TBR News, le 2 août 2007


​​​​Sous ce pli une copie partielle d'un guide du Pentagone préparé le 1er juin 2007 et diffusé à tous les commandements militaires dans les régions où servent maintenant les troupes de contre insurrection. Aucune date déterminée n'a été donnée pour la mise en application de ces actions mais, non officiellement, elle seront appliquées « immédiatement suite à toute importante manifestation de résistance intérieure. » C'est aussi un sujet de conversation ici que la contrefaçon d'une « attaque terroriste » est parfaitement attendue à l'intérieur des États-Unis pendant que le Congrès est en vacances d'été.



Loi martiale et camps de détention nationaux


​​​​Avec la possibilité croissante d'insurrection civile ou de résistance physique aux politiques du gouvernement, les mécanismes officiels sont maintenant en place pour un endiguement rapide par les forces militaires, incluant les Gardes Nationales de divers États, les Forces Spéciales et les unités de Police Militaire.


​​​​On doit souligner que ces plans, qui ont mûri depuis l'administration Reagan et sont maintenant entièrement fonctionnels, sont à présent considérés seulement comme des plans d'urgence. Il y a seulement besoin d'un ordre présidentiel pour les activer.


​​​​Dans la Stratégie Nationale du Homeland Security de Bush, la FEMA sera placé à la charge de la Homeland Security. Depuis 2001, la Homeland Security et le ministère de la Défense ont participé « à la formation à sécurité de la patrie qui implique une réaction des secours militaires et civils. »

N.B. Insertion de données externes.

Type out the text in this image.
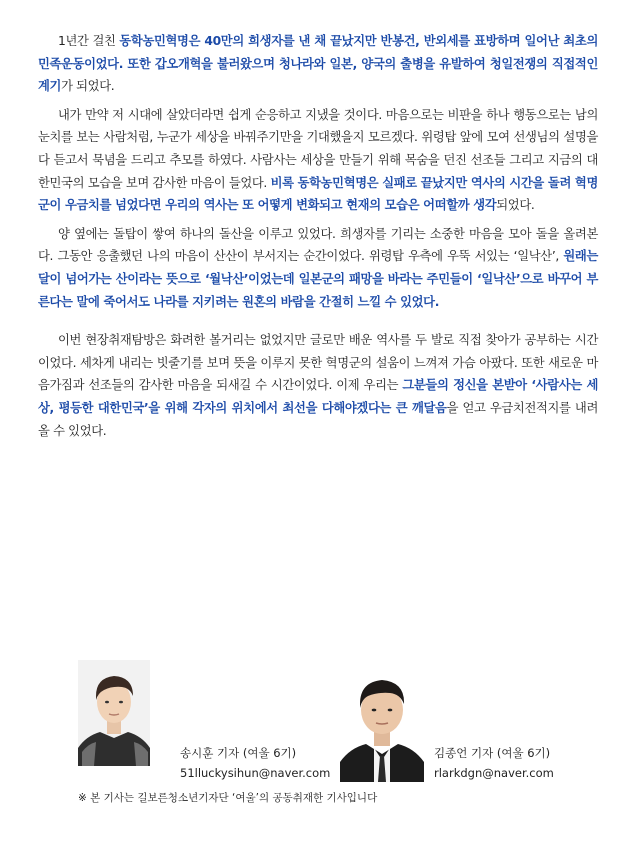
1년간 걸친 동학농민혁명은 40만의 희생자를 낸 채 끝났지만 반봉건, 반외세를 표방하며 일어난 최초의 민족운동이었다. 또한 갑오개혁을 불러왔으며 청나라와 일본, 양국의 출병을 유발하여 청일전쟁의 직접적인 계기가 되었다.

내가 만약 저 시대에 살았더라면 쉽게 순응하고 지냈을 것이다. 마음으로는 비판을 하나 행동으로는 남의 눈치를 보는 사람처럼, 누군가 세상을 바꿔주기만을 기대했을지 모르겠다. 위령탑 앞에 모여 선생님의 설명을 다 듣고서 묵념을 드리고 추모를 하였다. 사람사는 세상을 만들기 위해 목숨을 던진 선조들 그리고 지금의 대한민국의 모습을 보며 감사한 마음이 들었다. 비록 동학농민혁명은 실패로 끝났지만 역사의 시간을 돌려 혁명군이 우금치를 넘었다면 우리의 역사는 또 어떻게 변화되고 현재의 모습은 어떠할까 생각되었다.

양 옆에는 돌탑이 쌓여 하나의 돌산을 이루고 있었다. 희생자를 기리는 소중한 마음을 모아 돌을 올려본다. 그동안 응출했던 나의 마음이 산산이 부서지는 순간이었다. 위령탑 우측에 우뚝 서있는 ‘일낙산’, 원래는 달이 넘어가는 산이라는 뜻으로 ‘월낙산’이었는데 일본군의 패망을 바라는 주민들이 ‘일낙산’으로 바꾸어 부른다는 말에 죽어서도 나라를 지키려는 원혼의 바람을 간절히 느낄 수 있었다.

이번 현장취재탐방은 화려한 볼거리는 없었지만 글로만 배운 역사를 두 발로 직접 찾아가 공부하는 시간이었다. 세차게 내리는 빗줄기를 보며 뜻을 이루지 못한 혁명군의 설움이 느껴져 가슴 아팠다. 또한 새로운 마음가짐과 선조들의 감사한 마음을 되새길 수 시간이었다. 이제 우리는 그분들의 정신을 본받아 ‘사람사는 세상, 평등한 대한민국’을 위해 각자의 위치에서 최선을 다해야겠다는 큰 깨달음을 얻고 우금치전적지를 내려올 수 있었다.

송시훈 기자 (여울 6기)
51lluckysihun@naver.com
김종언 기자 (여울 6기)
rlarkdgn@naver.com
※ 본 기사는 길보른청소년기자단 ‘여울’의 공동취재한 기사입니다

​​​​Le président Bush s'est assuré auparavant qu'il n'y avait aucun conflit en cours entre le FBI et la FEMA, pour mandater la FEMA à travailler étroitement avec le ministère de la Justice (dont le FBI fait partie), créant ce que Bush appelle un réseau « intégré très progressivement. » Avec ce lien entre la FEMA et le ministère de la Justice, l'administration a en réalité annulé les contrôles entre services qui antérieurement bloquaient les activités de la FEMA.

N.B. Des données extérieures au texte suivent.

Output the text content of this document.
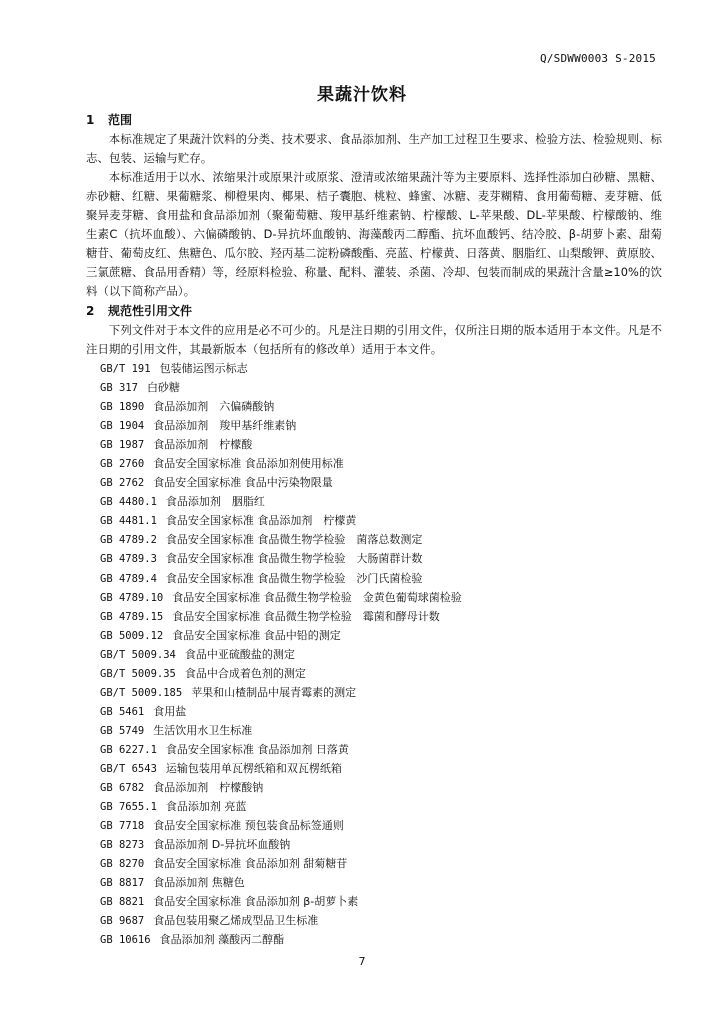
Q/SDWW0003 S-2015
果蔬汁饮料
1 范围

本标准规定了果蔬汁饮料的分类、技术要求、食品添加剂、生产加工过程卫生要求、检验方法、检验规则、标志、包装、运输与贮存。

本标准适用于以水、浓缩果汁或原果汁或原浆、澄清或浓缩果蔬汁等为主要原料、选择性添加白砂糖、黑糖、赤砂糖、红糖、果葡糖浆、柳橙果肉、椰果、桔子囊胞、桃粒、蜂蜜、冰糖、麦芽糊精、食用葡萄糖、麦芽糖、低聚异麦芽糖、食用盐和食品添加剂（聚葡萄糖、羧甲基纤维素钠、柠檬酸、L-苹果酸、DL-苹果酸、柠檬酸钠、维生素C（抗坏血酸）、六偏磷酸钠、D-异抗坏血酸钠、海藻酸丙二醇酯、抗坏血酸钙、结冷胶、β-胡萝卜素、甜菊糖苷、葡萄皮红、焦糖色、瓜尔胶、羟丙基二淀粉磷酸酯、亮蓝、柠檬黄、日落黄、胭脂红、山梨酸钾、黄原胶、三氯蔗糖、食品用香精）等，经原料检验、称量、配料、灌装、杀菌、冷却、包装而制成的果蔬汁含量≥10%的饮料（以下简称产品）。

2 规范性引用文件

下列文件对于本文件的应用是必不可少的。凡是注日期的引用文件，仅所注日期的版本适用于本文件。凡是不注日期的引用文件，其最新版本（包括所有的修改单）适用于本文件。

GB/T 191 包装储运图示标志
GB 317 白砂糖
GB 1890 食品添加剂　六偏磷酸钠
GB 1904 食品添加剂　羧甲基纤维素钠
GB 1987 食品添加剂　柠檬酸
GB 2760 食品安全国家标准 食品添加剂使用标准
GB 2762 食品安全国家标准 食品中污染物限量
GB 4480.1 食品添加剂　胭脂红
GB 4481.1 食品安全国家标准 食品添加剂　柠檬黄
GB 4789.2 食品安全国家标准 食品微生物学检验　菌落总数测定
GB 4789.3 食品安全国家标准 食品微生物学检验　大肠菌群计数
GB 4789.4 食品安全国家标准 食品微生物学检验　沙门氏菌检验
GB 4789.10 食品安全国家标准 食品微生物学检验　金黄色葡萄球菌检验
GB 4789.15 食品安全国家标准 食品微生物学检验　霉菌和酵母计数
GB 5009.12 食品安全国家标准 食品中铅的测定
GB/T 5009.34 食品中亚硫酸盐的测定
GB/T 5009.35 食品中合成着色剂的测定
GB/T 5009.185 苹果和山楂制品中展青霉素的测定
GB 5461 食用盐
GB 5749 生活饮用水卫生标准
GB 6227.1 食品安全国家标准 食品添加剂 日落黄
GB/T 6543 运输包装用单瓦楞纸箱和双瓦楞纸箱
GB 6782 食品添加剂　柠檬酸钠
GB 7655.1 食品添加剂 亮蓝
GB 7718 食品安全国家标准 预包装食品标签通则
GB 8273 食品添加剂 D-异抗坏血酸钠
GB 8270 食品安全国家标准 食品添加剂 甜菊糖苷
GB 8817 食品添加剂 焦糖色
GB 8821 食品安全国家标准 食品添加剂 β-胡萝卜素
GB 9687 食品包装用聚乙烯成型品卫生标准
GB 10616 食品添加剂 藻酸丙二醇酯
7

​​​​Selon le ministère de la Homeland Security, la FEMA « continuera à changer la culture de la gestion des secours pour qu'elle réagisse au terrorisme, et aide les communautés et les citoyens à prendre les devants pour éviter de devenir des victimes ». Paradoxalement, les problèmes antérieurs d'image négative de la FEMA étaient une conséquence directe de sa recherche de méthodes pour anticiper, sa tentative de légitimer son extraordinaire prise d'autorité sous le couvert du « contre terrorisme ».


​​​​Quand le président Ronald Reagan a envisagé d'envahir le Nicaragua il a publié une série d'ordres gouvernementaux qui ont fourni à l'Agence Fédérale de Gestion des Secours (FEMA) de grands pouvoirs en cas de « crise » comme des « dissensions internes violentes et vastes ou l'opposition nationale à une invasion militaire US à l'étranger ». Elles n'ont jamais servi, mais elles ont été récrites depuis pour tenir compte de « l'opposition domestique violente et vaste contre une invasion militaire à l'étranger. » [La nuance entre opposition nationale et opposition domestique n'est pas évidente. Peut-être qu'opposition domestique permet d'expliciter davantage l'éventuelle participation de membres du gouvernement à l'opposition ? NDT]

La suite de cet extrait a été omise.